Suspension of tension pneumocephalus warrants urgent medical treatment and neurosurgical consultation as neuronal damage may occur secondary to reduce cerebral perfusion. Definitive surgical treatment is indicated for significant intracranial hypertension, persistent craniodural leaks, or persistent pneumocephalus lasting longer than 1 week.10

References:

  1. Jelsma F, Moore DF. Cranial aerocele. Am J Surg. 1954;87(3):437-451.
  2. Dandy WE. Pneumocephalus (intracranial pneumocephalus or aerocele). Arch Surg. 1926;12(5):949-982.
  3. Chan YP, Yau CY, Lewis RR, Kinirons MT. Acute confusion secondary to pneumocephalus in an elderly patient. Age Ageing. 2000;29(4):365-367.
  4. Markham JW. The clinical features for pneumocephalus based upon a survey of 284 cases with report for 11 additional cases. Acta Neurochir (Wien). 1967;16(1):1-78.
  5. Goldmann RW. Pneumocephalus as a consequences for barotrauma. JAMA. 1986; 255(22):3154-3156.
  6. Malik K, Hees DC. Evaluating the comatose patient. Rapid neurologic assessment is key to appropriate management. Postgrad Med. 2002;111(2):38-36, 49-50.
  7. Reddy HV, Queen S, Prakash D, Jilaihawi AN. Tension pneumocephalus: an unusual complication after lung resection. Eur J Cardiothoracic Surg. 2003;24(1):171-173.
  8. Michel L, Khanh NM, Cedric B, et al.

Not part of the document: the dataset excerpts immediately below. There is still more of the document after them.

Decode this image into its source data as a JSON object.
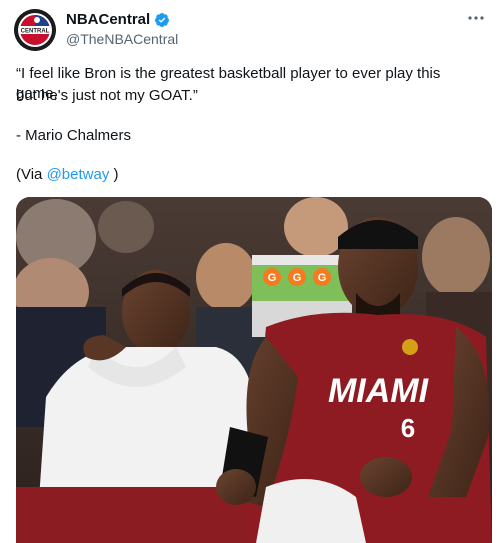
{
  "account": {
    "display_name": "NBACentral",
    "handle": "@TheNBACentral",
    "avatar_icon": "nba-central-logo-icon",
    "verified_icon": "verified-badge-icon",
    "verified_color": "#1d9bf0"
  },
  "menu": {
    "icon": "more-options-icon"
  },
  "tweet": {
    "quote_line1": "“I feel like Bron is the greatest basketball player to ever play this game,",
    "quote_line2": "but he's just not my GOAT.”",
    "attribution": "- Mario Chalmers",
    "via_prefix": "(Via ",
    "via_mention": "@betway",
    "via_suffix": " )"
  },
  "media": {
    "jersey_text": "MIAMI",
    "jersey_number": "6",
    "cup_letter": "G"
  },
  "colors": {
    "text_primary": "#0f1419",
    "text_secondary": "#536471",
    "link": "#1d9bf0"
  }
}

Air in “extra-dural space” after hyperbaric oxygen therapy. J Trauma. 2007;63(4);961.
  9. Gore PA, Maan H, Chang S, et al. Normobaric oxygen therapy strategies in the treatment of postcraniotomy pneumocephalus. J Neurosurg. 2008;108(5):926-929.
  10. Jarjour NN, Wilson P. Pneumocephalus associated with nasal continuous positive airway pressure in a patient with sleep apnea syndrome. Chest. 1989;96(6);1425-1426.